Of course we were talking about China’s deeply ingrained obsession with white skin. My companion then pointed across to one of his classmates and told me outright that she had dark skin and was not very beautiful. She agreed. I tried to disagree.


“In your country people have lots of different color skins,” he tried to justify my apparent tastelessness, “so you think all color skin is beautiful. Here in China, everybody has yellow skin, so we think white skin is beautiful.”


This was an understatement.


The Chinese — and East Asians in general — have an all out obsession with light colored skin. This isn’t the direct result of Western influence dictated by Hollywood, advertising, hot Caucasian chicks, or anything like this. No, the people here are not trying to look “American;” their goal is to look like fair skinned Chinese people.
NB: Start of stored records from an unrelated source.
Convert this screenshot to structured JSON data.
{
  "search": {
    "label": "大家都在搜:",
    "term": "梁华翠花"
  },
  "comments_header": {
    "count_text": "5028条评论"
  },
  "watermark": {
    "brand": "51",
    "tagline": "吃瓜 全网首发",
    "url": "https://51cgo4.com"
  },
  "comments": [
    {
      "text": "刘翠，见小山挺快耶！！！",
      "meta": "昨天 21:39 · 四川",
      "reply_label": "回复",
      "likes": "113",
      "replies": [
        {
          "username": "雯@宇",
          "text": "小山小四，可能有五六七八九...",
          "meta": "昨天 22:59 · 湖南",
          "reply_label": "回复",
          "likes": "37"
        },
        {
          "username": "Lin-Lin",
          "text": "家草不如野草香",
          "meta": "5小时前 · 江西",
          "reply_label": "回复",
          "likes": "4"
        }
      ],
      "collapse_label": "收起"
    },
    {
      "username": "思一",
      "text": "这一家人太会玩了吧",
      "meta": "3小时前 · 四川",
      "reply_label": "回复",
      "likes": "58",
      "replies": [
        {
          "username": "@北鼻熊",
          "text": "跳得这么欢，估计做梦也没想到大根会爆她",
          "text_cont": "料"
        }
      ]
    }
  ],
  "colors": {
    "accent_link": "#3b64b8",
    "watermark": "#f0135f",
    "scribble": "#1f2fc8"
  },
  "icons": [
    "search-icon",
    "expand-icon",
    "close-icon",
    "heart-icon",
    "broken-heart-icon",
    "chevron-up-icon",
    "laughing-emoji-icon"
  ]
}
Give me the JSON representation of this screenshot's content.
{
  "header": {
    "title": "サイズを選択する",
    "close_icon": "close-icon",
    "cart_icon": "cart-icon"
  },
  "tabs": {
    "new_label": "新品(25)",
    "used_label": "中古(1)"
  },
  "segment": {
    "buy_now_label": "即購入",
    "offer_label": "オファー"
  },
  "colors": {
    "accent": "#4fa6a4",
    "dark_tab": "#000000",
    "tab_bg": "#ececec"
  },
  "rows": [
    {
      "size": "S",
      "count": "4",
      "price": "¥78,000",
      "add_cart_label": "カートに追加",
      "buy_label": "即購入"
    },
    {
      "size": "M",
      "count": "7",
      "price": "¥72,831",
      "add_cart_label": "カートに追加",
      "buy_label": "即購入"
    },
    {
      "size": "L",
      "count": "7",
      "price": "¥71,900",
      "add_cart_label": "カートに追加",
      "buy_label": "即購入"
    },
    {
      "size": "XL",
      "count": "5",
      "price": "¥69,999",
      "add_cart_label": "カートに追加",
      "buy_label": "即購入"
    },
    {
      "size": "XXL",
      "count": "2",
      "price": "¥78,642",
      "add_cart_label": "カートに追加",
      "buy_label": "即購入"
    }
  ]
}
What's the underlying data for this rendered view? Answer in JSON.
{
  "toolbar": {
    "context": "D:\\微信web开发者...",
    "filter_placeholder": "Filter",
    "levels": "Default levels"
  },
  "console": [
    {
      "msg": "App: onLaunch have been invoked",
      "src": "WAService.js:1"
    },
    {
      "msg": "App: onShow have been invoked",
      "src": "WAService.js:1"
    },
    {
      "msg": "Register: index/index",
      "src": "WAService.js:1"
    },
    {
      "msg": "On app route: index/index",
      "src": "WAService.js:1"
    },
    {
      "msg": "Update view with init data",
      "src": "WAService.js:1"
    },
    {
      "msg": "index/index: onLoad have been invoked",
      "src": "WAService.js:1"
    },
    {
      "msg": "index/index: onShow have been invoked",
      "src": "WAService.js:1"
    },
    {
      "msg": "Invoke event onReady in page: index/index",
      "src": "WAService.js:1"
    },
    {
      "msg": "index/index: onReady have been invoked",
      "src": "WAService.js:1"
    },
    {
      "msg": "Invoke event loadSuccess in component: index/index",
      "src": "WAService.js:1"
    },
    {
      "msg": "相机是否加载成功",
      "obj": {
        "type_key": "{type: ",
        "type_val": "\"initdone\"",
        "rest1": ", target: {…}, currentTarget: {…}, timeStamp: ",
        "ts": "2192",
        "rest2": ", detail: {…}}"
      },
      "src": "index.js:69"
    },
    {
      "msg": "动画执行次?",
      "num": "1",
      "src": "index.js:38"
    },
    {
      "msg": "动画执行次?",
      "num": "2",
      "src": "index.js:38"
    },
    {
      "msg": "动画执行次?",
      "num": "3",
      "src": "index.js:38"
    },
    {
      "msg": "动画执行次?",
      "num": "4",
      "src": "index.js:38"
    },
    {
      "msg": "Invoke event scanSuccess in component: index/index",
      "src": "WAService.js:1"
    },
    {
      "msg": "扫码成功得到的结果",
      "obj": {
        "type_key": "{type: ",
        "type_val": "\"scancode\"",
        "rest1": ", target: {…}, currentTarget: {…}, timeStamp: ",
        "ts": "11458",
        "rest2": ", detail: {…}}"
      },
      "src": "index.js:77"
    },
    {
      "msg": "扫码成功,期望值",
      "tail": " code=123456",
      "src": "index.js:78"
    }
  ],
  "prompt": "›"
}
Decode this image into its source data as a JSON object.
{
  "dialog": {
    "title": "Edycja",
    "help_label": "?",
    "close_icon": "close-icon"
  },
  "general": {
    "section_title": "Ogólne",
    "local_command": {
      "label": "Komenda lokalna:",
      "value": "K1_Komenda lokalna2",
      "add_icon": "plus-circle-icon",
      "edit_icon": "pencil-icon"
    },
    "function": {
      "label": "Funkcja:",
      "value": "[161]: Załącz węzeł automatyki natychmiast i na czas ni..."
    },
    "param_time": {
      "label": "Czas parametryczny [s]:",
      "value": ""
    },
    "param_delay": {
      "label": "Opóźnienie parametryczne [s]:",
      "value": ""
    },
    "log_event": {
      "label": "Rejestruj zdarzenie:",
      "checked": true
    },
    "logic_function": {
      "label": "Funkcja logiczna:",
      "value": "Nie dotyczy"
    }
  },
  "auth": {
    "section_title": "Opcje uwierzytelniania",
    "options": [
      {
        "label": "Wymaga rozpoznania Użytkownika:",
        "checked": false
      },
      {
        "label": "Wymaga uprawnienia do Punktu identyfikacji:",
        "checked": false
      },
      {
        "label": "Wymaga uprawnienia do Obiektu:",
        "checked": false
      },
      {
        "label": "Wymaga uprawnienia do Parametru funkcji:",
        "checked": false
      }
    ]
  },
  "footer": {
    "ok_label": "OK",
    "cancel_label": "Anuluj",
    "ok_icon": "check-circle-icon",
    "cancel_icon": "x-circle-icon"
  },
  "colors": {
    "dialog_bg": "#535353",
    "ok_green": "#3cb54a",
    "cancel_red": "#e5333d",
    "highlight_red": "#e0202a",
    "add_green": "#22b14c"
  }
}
White skin is a very long-honed determinant of beauty in China, and spans back to a time long before the first white dude ever set foot in North America. To read through old Chinese literature you’ll find that skin tone is mentioned often and is usually used to reference class or character. In point, skin color is used to show where someone comes from and the type of life they live.


“The feminine ideal during the Han period for women of the court was almost unearthly white, white skin. . .” ran an article in the Global Post.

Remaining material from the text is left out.